La Cina resterà a lungo un esempio forte di capitalismo di Stato guidato dal partito unico, con un linguaggio ideologico assai distante dalle categorie concettuali consolidate (per fortuna) nella tradizione culturale europea. Da questo punto di vista è istruttiva la lettura del documento “China: Democracy That Works” (4 dicembre) il cui messaggio era stato  anticipato da Xi Jinping lo scorso ottobre in occasione di un incontro di leader del partito con le parole ”La democrazia non è un ornamento decorativo, deve essere usata per risolvere i problemi che il popolo vuole risolvere”.   “L’intero documento del 4 dicembre rivendica il ruolo di leadership del Partito  Comunista  Cinese (Pcc) come garante di una “democrazia sostanziale”, contrapposta alla “democrazia procedurale” di cui sarebbe schiavo l’Occidente. Nato nel 1921 e sfociato dopo i travagli della “Nuova rivoluzione  democratica” (1919-1949) nella fondazione della Repubblica Popolare Cinese   il 1 ottobre 1949, il partito unico realizza la “dittatura democratica del popolo” in grado di governare pacificamente le 56 etnie che  compongono la popolazione cinese di 1,4 miliardi di abitanti. Governare una miriade di etnie diverse per lingua, storia, costumi, religione rappresenta certamente un sfida storica per l’attuale regime cinese, soprattutto se pensiamo alle irrisolte tensioni tribali  che oggi affliggono paesi anche piccoli (si pensi alla Libia ma non solo!) ovunque nel mondo. In un acrobatico alquanto criptico ma sincero passaggio del terzo paragrafo del documento si legge  “In Cina non ci sono partiti di opposizione. Ma il sistema cinese non è un sistema monopartito, né quello in cui molti partiti si contendono il potere per governare a turno. E’ un  sistema di cooperazione multipartito in cui il Pcc esercita il potere dello Stato. Oltre il Pcc ci sono altri 8 partiti politici variamente denominati (…) che  partecipano pienamente all’amministrazione degli affari statali sotto la leadership del Pcc (…) Il Pcc è il partito di governo, gli altri partiti accettano la sua leadership, cooperano strettamente col Pcc e funzionano come advisors and assistants”.

Più chiaro di così…Il documento cinese ripete in modo quasi ossessivo che una “robusta e centralizzata leadership” è necessaria per assicurare un modo di governo basato sul principio “from the people, to the people”. Il Congresso Nazionale del Popolo (Cnp) , organo supremo del potere  dello Stato con i suoi 3000 deputati, assume in sé tutti i poteri (legislativo, amministrativo, giudiziario) anzi che  garantirne la reciproca indipendenza come nella più antica  e nobile tradizione liberale dell’Occidente.
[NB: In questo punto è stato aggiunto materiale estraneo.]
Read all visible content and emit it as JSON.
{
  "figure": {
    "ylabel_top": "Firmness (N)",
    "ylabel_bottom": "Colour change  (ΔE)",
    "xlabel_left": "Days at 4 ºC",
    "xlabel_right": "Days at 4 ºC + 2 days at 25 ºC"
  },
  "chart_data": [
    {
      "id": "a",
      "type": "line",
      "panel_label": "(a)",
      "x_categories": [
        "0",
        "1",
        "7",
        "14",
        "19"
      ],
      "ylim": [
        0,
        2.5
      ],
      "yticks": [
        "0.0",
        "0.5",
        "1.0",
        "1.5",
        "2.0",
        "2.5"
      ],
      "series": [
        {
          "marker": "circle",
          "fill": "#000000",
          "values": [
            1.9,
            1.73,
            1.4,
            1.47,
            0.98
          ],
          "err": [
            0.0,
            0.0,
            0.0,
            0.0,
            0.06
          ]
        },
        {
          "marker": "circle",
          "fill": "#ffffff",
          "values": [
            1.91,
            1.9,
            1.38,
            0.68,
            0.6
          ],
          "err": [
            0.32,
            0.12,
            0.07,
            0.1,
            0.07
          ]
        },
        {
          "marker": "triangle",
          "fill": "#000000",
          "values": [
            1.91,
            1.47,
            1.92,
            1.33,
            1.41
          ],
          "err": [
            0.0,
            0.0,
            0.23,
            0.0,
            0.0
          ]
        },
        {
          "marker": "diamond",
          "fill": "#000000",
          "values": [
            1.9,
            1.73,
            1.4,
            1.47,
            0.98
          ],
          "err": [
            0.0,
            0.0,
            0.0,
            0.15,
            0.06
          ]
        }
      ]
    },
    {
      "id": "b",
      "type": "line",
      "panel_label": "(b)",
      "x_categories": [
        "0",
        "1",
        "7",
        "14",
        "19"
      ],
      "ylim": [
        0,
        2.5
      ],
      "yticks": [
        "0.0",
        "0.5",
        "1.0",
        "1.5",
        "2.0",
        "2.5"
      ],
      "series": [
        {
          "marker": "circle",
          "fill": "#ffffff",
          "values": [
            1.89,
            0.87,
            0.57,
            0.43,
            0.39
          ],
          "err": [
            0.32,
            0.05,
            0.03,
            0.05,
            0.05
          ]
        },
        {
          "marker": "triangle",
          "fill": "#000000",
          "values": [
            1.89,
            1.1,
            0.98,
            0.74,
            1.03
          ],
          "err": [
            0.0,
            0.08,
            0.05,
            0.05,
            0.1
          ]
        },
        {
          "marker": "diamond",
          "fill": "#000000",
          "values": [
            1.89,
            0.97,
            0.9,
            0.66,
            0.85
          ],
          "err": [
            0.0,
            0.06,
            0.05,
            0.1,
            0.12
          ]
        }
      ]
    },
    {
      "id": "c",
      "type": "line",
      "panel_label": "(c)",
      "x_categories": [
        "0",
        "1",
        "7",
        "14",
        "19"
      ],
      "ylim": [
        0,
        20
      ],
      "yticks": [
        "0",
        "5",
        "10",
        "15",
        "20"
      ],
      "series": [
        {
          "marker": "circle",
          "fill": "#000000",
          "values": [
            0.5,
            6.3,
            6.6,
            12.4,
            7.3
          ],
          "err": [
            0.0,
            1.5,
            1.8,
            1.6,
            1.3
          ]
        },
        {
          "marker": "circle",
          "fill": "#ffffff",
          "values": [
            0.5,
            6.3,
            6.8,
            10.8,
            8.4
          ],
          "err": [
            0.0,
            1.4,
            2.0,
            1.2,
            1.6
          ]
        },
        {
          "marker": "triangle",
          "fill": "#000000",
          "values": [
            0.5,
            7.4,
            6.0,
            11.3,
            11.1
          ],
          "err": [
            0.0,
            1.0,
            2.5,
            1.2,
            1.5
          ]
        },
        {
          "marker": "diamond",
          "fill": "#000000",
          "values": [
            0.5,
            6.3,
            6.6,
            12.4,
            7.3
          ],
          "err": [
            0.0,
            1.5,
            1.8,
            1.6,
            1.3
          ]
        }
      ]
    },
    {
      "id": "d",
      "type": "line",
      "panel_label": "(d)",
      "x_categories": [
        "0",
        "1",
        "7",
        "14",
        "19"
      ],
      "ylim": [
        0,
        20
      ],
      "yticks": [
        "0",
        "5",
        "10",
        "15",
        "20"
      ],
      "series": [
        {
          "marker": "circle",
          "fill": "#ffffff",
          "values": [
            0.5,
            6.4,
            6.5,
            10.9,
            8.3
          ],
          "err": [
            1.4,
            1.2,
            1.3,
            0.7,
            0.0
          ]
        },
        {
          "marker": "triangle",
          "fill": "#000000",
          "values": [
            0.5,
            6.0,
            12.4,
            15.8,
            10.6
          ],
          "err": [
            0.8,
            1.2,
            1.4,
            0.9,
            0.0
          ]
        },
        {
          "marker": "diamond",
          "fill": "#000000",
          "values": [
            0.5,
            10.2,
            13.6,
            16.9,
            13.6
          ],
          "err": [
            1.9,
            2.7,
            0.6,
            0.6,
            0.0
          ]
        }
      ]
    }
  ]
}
Per governare la complessità della popolazione di 1,4 miliardi, il Cnp esercita la propria leadership su una fitta rete di organi periferici, fino ai 503.000 villaggi amministrativi e alle 112.000 comunità urbane che nel 2016 e 2017 hanno eletto 2,48 milioni di rappresentanti.

Il modello cinese vuole essere la “combinazione di democrazia elettorale e democrazia consultiva” in cui  “la consultazione democratica è una peculiarità della democrazia in Cina”.

Su queste basi storiche  e istituzionali, al confronto ideologico fra sistemi è forse preferibile una diplomazia pragmatica che, mentre denuncia la repressione violenta dei dissidenti e le violazioni più eclatanti dei diritti umani, offre molte sponde  per condividere progressi scientifici e tecnologici di fronte alle grandi sfide sanitarie, ambientali e sociali dell’umanità.